BOLIVIAN-STYLE CORN PIE
This casserole, from Luna Maya, a Bolivian-Mexican restaurant in Norfolk, Va., is adapted from “The World in a Skillet.” Its international flavor evokes the New South, but cooked in the traditional Southern skillet. Luna Maya calls for a baking pan to finish the dish, but we used the same 12-inch cast-iron skillet throughout.
- 1 tablespoon plus 2 teaspoons olive oil
- 1 pound Mexican pork chorizo, skins removed
- 1 white onion, diced
- 6 cloves garlic, minced
- 1 tablespoon each: ground ancho chili, sweet paprika
- 2 teaspoons ground cumin
- 1 teaspoon ground chipotle pepper
- 1/2 teaspoon each: thyme, ground allspice
- 1/8 teaspoon ground cloves
- 1 teaspoon salt
- 2 pounds boneless, skinless chicken breasts, cubed
- 1/2 cup chopped cilantro
- Juice of 1 lime
- 1 yellow onion, chopped
- 8 ears corn, kernels cut from cobs (or 5 cups frozen)
- 1 cup milk
- 1/4 teaspoon freshly ground black pepper
- 8 ounces mild cheese, such as Chihuahua or Oaxaca cheese
Heat oven to 350 degrees. Heat 1 tablespoon oil in a large cast-iron skillet over medium heat. Crumble in chorizo. Cook, stirring often, until browned, about 10 minutes. Transfer chorizo to a bowl, leaving fat in the skillet.
Add the white onion, garlic, ancho, paprika, cumin, chipotle, thyme, allspice, cloves and 1/2 teaspoon salt to the skillet; stir. Cook, stirring often, until onion is translucent, 5-8 minutes.
Stir in the chicken; cook, stirring often, until the chicken is cooked through, 15 minutes. Remove skillet from heat; transfer contents to a bowl. Stir in the reserved chorizo, cilantro and lime juice.
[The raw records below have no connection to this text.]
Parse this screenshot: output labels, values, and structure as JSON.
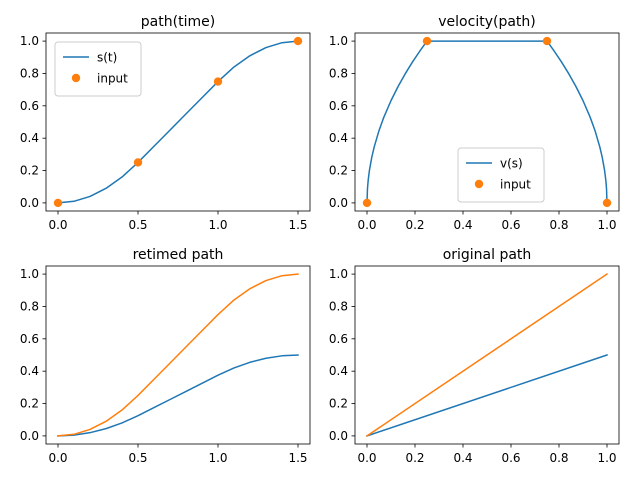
{
  "figure": {
    "width": 640,
    "height": 480
  },
  "colors": {
    "series_blue": "#1f77b4",
    "series_orange": "#ff7f0e",
    "frame": "#000000"
  },
  "chart_data": [
    {
      "type": "line",
      "title": "path(time)",
      "xlim": [
        -0.075,
        1.575
      ],
      "ylim": [
        -0.05,
        1.05
      ],
      "xticks": [
        0,
        0.5,
        1,
        1.5
      ],
      "xtick_labels": [
        "0.0",
        "0.5",
        "1.0",
        "1.5"
      ],
      "yticks": [
        0,
        0.2,
        0.4,
        0.6,
        0.8,
        1
      ],
      "ytick_labels": [
        "0.0",
        "0.2",
        "0.4",
        "0.6",
        "0.8",
        "1.0"
      ],
      "legend": {
        "loc": "upper-left"
      },
      "series": [
        {
          "name": "s(t)",
          "kind": "line",
          "color": "#1f77b4",
          "x": [
            0,
            0.1,
            0.2,
            0.3,
            0.4,
            0.5,
            0.6,
            0.7,
            0.8,
            0.9,
            1.0,
            1.1,
            1.2,
            1.3,
            1.4,
            1.5
          ],
          "y": [
            0,
            0.01,
            0.04,
            0.09,
            0.16,
            0.25,
            0.35,
            0.45,
            0.55,
            0.65,
            0.75,
            0.84,
            0.91,
            0.96,
            0.99,
            1.0
          ]
        },
        {
          "name": "input",
          "kind": "marker",
          "color": "#ff7f0e",
          "x": [
            0,
            0.5,
            1.0,
            1.5
          ],
          "y": [
            0,
            0.25,
            0.75,
            1.0
          ]
        }
      ]
    },
    {
      "type": "line",
      "title": "velocity(path)",
      "xlim": [
        -0.05,
        1.05
      ],
      "ylim": [
        -0.05,
        1.05
      ],
      "xticks": [
        0,
        0.2,
        0.4,
        0.6,
        0.8,
        1
      ],
      "xtick_labels": [
        "0.0",
        "0.2",
        "0.4",
        "0.6",
        "0.8",
        "1.0"
      ],
      "yticks": [
        0,
        0.2,
        0.4,
        0.6,
        0.8,
        1
      ],
      "ytick_labels": [
        "0.0",
        "0.2",
        "0.4",
        "0.6",
        "0.8",
        "1.0"
      ],
      "legend": {
        "loc": "lower-center"
      },
      "series": [
        {
          "name": "v(s)",
          "kind": "line",
          "color": "#1f77b4",
          "x": [
            0,
            0.002,
            0.005,
            0.01,
            0.02,
            0.03,
            0.05,
            0.07,
            0.1,
            0.13,
            0.16,
            0.19,
            0.22,
            0.25,
            0.75,
            0.78,
            0.81,
            0.84,
            0.87,
            0.9,
            0.93,
            0.95,
            0.97,
            0.98,
            0.99,
            0.995,
            0.998,
            1.0
          ],
          "y": [
            0,
            0.089,
            0.141,
            0.2,
            0.283,
            0.346,
            0.447,
            0.529,
            0.632,
            0.721,
            0.8,
            0.872,
            0.938,
            1.0,
            1.0,
            0.938,
            0.872,
            0.8,
            0.721,
            0.632,
            0.529,
            0.447,
            0.346,
            0.283,
            0.2,
            0.141,
            0.089,
            0
          ]
        },
        {
          "name": "input",
          "kind": "marker",
          "color": "#ff7f0e",
          "x": [
            0,
            0.25,
            0.75,
            1.0
          ],
          "y": [
            0,
            1.0,
            1.0,
            0
          ]
        }
      ]
    },
    {
      "type": "line",
      "title": "retimed path",
      "xlim": [
        -0.075,
        1.575
      ],
      "ylim": [
        -0.05,
        1.05
      ],
      "xticks": [
        0,
        0.5,
        1,
        1.5
      ],
      "xtick_labels": [
        "0.0",
        "0.5",
        "1.0",
        "1.5"
      ],
      "yticks": [
        0,
        0.2,
        0.4,
        0.6,
        0.8,
        1
      ],
      "ytick_labels": [
        "0.0",
        "0.2",
        "0.4",
        "0.6",
        "0.8",
        "1.0"
      ],
      "series": [
        {
          "name": "",
          "kind": "line",
          "color": "#1f77b4",
          "x": [
            0,
            0.1,
            0.2,
            0.3,
            0.4,
            0.5,
            0.6,
            0.7,
            0.8,
            0.9,
            1.0,
            1.1,
            1.2,
            1.3,
            1.4,
            1.5
          ],
          "y": [
            0,
            0.005,
            0.02,
            0.045,
            0.08,
            0.125,
            0.175,
            0.225,
            0.275,
            0.325,
            0.375,
            0.42,
            0.455,
            0.48,
            0.495,
            0.5
          ]
        },
        {
          "name": "",
          "kind": "line",
          "color": "#ff7f0e",
          "x": [
            0,
            0.1,
            0.2,
            0.3,
            0.4,
            0.5,
            0.6,
            0.7,
            0.8,
            0.9,
            1.0,
            1.1,
            1.2,
            1.3,
            1.4,
            1.5
          ],
          "y": [
            0,
            0.01,
            0.04,
            0.09,
            0.16,
            0.25,
            0.35,
            0.45,
            0.55,
            0.65,
            0.75,
            0.84,
            0.91,
            0.96,
            0.99,
            1.0
          ]
        }
      ]
    },
    {
      "type": "line",
      "title": "original path",
      "xlim": [
        -0.05,
        1.05
      ],
      "ylim": [
        -0.05,
        1.05
      ],
      "xticks": [
        0,
        0.2,
        0.4,
        0.6,
        0.8,
        1
      ],
      "xtick_labels": [
        "0.0",
        "0.2",
        "0.4",
        "0.6",
        "0.8",
        "1.0"
      ],
      "yticks": [
        0,
        0.2,
        0.4,
        0.6,
        0.8,
        1
      ],
      "ytick_labels": [
        "0.0",
        "0.2",
        "0.4",
        "0.6",
        "0.8",
        "1.0"
      ],
      "series": [
        {
          "name": "",
          "kind": "line",
          "color": "#1f77b4",
          "x": [
            0,
            1
          ],
          "y": [
            0,
            0.5
          ]
        },
        {
          "name": "",
          "kind": "line",
          "color": "#ff7f0e",
          "x": [
            0,
            1
          ],
          "y": [
            0,
            1.0
          ]
        }
      ]
    }
  ]
}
Wipe skillet clean; heat 2 teaspoons oil in skillet over medium heat. Add the yellow onion; cook, stirring frequently, until translucent, 5-8 minutes. Remove skillet from heat. Combine onion with the corn and milk in a food processor; puree until smooth. Return skillet to medium heat; add corn mixture. Cook, stirring, until the mixture has thickened, about 5 minutes. Stir in remaining 1/2 teaspoon salt and the black pepper. Remove skillet from heat.
Transfer corn mixture to a bowl. Spread the chicken-chorizo mixture in the skillet. Spread the corn mixture over the meat. Bake 30 minutes. Remove dish from oven; turn on the broiler. Spread the cheese over the casserole. Broil until cheese melts and begins to brown, 3-5 minutes. Servings: 8.
Nutrition information per serving: 631 calories, 37 grams fat, 15 grams saturated fat, 145 milligrams cholesterol, 26 grams carbohydrates, 47 grams protein, 1,232 milligrams sodium, 4 grams fiber.